O silêncio do PIG e seus arautos nos casos Banrisul e da arapongagem do Piratini

A imprensa guasca trata os casos do Banrisul e de mais um caso de arapongagem do Piratini como se fossem coisas comuns, crimes comuns, e que não possuem relação com o viés político (PSDB e PMDB), aliás, deu mais destaque para o que a Yeda falou  do que propriamente do crime. No primeiro caso o PIG guasca chegou até a dar na capa uma espécie de isenção à direitoria com um documento do Banco Central, uma verdadeira piada. Hoje, o jornalista Lasier Martins, em seu programa vespertino, tratava o assunto do araponga como um caso corriqueiro, na maior naturalidade. Nem fez questão de relembrar que esse tema ja foi pauta de uma investigação no ano passado, onde o então Chefe da Casa Civil de Yeda, estava metido até o pescoço em arapongagem, espionando o deputado Luis Fernando Schimdt do PT, candidato a prefeito em Lajeado.

A imprensa livre sabe, mas cala ao não denunciar o que todos nós já sabemos: o sargento César Rodrigues não agia sozinho e foi até promovido por Yeda com uma gorda FG três dias antes de ser preso (uma forma de silenciar ??) . Qual será o grande serviço relevante que esse araponga fez para o governo para receber tamanha gratificação ? Além de usar carros oficiais do Palácio para extorquir donos ou arrendatários de máquinas de caça-níqueis e ameaçar policiais, o bandido fardado  da casa Militar também fazia espionagem política. Para quem ele fazia ?  para o PSDB ? a mídia livre não cobra nadaaaaaa.

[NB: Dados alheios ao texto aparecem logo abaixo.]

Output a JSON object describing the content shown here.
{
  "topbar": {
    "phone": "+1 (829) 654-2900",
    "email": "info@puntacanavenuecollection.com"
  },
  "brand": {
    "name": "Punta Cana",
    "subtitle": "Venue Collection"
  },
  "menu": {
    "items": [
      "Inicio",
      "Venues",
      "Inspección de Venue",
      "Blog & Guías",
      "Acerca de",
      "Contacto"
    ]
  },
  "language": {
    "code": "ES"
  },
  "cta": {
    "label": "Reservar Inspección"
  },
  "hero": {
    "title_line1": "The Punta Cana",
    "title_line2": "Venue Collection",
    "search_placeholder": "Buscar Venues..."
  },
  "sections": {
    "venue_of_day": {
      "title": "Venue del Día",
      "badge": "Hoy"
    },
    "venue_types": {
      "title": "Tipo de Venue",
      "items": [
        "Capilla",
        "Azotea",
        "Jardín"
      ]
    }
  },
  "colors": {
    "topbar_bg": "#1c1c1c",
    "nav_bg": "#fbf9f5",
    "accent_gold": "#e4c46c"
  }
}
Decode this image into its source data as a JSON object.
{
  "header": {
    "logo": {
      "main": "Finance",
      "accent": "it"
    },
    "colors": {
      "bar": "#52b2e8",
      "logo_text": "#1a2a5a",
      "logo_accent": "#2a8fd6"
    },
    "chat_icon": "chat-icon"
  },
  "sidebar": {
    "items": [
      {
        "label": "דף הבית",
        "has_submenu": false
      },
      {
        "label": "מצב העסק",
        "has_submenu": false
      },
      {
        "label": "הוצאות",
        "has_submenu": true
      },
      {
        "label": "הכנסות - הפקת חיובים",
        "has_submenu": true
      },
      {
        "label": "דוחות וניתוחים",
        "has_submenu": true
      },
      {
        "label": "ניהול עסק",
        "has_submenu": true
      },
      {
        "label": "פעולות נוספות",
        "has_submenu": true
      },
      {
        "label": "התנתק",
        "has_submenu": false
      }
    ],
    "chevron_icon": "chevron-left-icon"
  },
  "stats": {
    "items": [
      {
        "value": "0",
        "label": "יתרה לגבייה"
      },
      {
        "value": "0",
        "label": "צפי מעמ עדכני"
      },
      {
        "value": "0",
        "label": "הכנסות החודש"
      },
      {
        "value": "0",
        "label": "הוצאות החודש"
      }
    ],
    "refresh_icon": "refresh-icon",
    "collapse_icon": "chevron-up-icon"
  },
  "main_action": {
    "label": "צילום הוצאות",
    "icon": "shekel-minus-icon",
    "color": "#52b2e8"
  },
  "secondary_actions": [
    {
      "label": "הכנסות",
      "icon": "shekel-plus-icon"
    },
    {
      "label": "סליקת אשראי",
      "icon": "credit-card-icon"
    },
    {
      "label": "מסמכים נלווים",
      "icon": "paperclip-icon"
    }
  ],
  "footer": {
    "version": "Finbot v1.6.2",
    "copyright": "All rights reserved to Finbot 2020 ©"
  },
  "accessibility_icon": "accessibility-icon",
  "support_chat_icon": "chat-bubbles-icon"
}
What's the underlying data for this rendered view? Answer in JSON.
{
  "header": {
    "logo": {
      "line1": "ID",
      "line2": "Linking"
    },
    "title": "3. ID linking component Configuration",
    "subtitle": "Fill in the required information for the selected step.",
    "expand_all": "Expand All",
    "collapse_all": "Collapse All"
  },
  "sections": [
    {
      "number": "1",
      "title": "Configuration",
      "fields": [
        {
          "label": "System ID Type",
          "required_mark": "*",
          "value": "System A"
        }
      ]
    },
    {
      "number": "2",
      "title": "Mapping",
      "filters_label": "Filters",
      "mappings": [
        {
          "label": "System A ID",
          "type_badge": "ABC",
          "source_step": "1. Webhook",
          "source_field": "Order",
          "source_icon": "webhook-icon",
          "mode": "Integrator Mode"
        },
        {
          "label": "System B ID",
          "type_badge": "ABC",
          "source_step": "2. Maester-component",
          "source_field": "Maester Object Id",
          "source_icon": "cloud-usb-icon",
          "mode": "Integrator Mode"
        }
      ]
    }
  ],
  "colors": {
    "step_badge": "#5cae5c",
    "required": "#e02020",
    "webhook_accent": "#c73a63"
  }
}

A imprensa livre (ahahha) não está fazendo a mínima força para descobrir essas questões e toda essa lama. Até já colocam o assunto nos últimos links das suas páginas na internet. A única coisa que o PIG fala é do vasamento de dados da receita do Serra, mas das falcatruas do Banrisul e da arapongagem do governo Yeda fica bem pianinho.

Essa é a nossa imprensa LIVRE.

Mais arapongagem do Piratini

Um sargento da Brigada Militar (BM), ligado a Casa Militar do Piratini foi preso hoje (03) por extorquir  contraventores de máquinas caça-níqueis em Canoas, na Região Metropolitana. Ele também usava carrou oficial do Estado e mamava R$ 5 mil por mês desse esquema. O militar também fazia arapongagem e devassava dados sigilosos do sistema integrado de consultas da Secretaria de Segurança sobre políticos. Esse deve ter feito escola  nesses quatro anos com seus chefes no Piratini.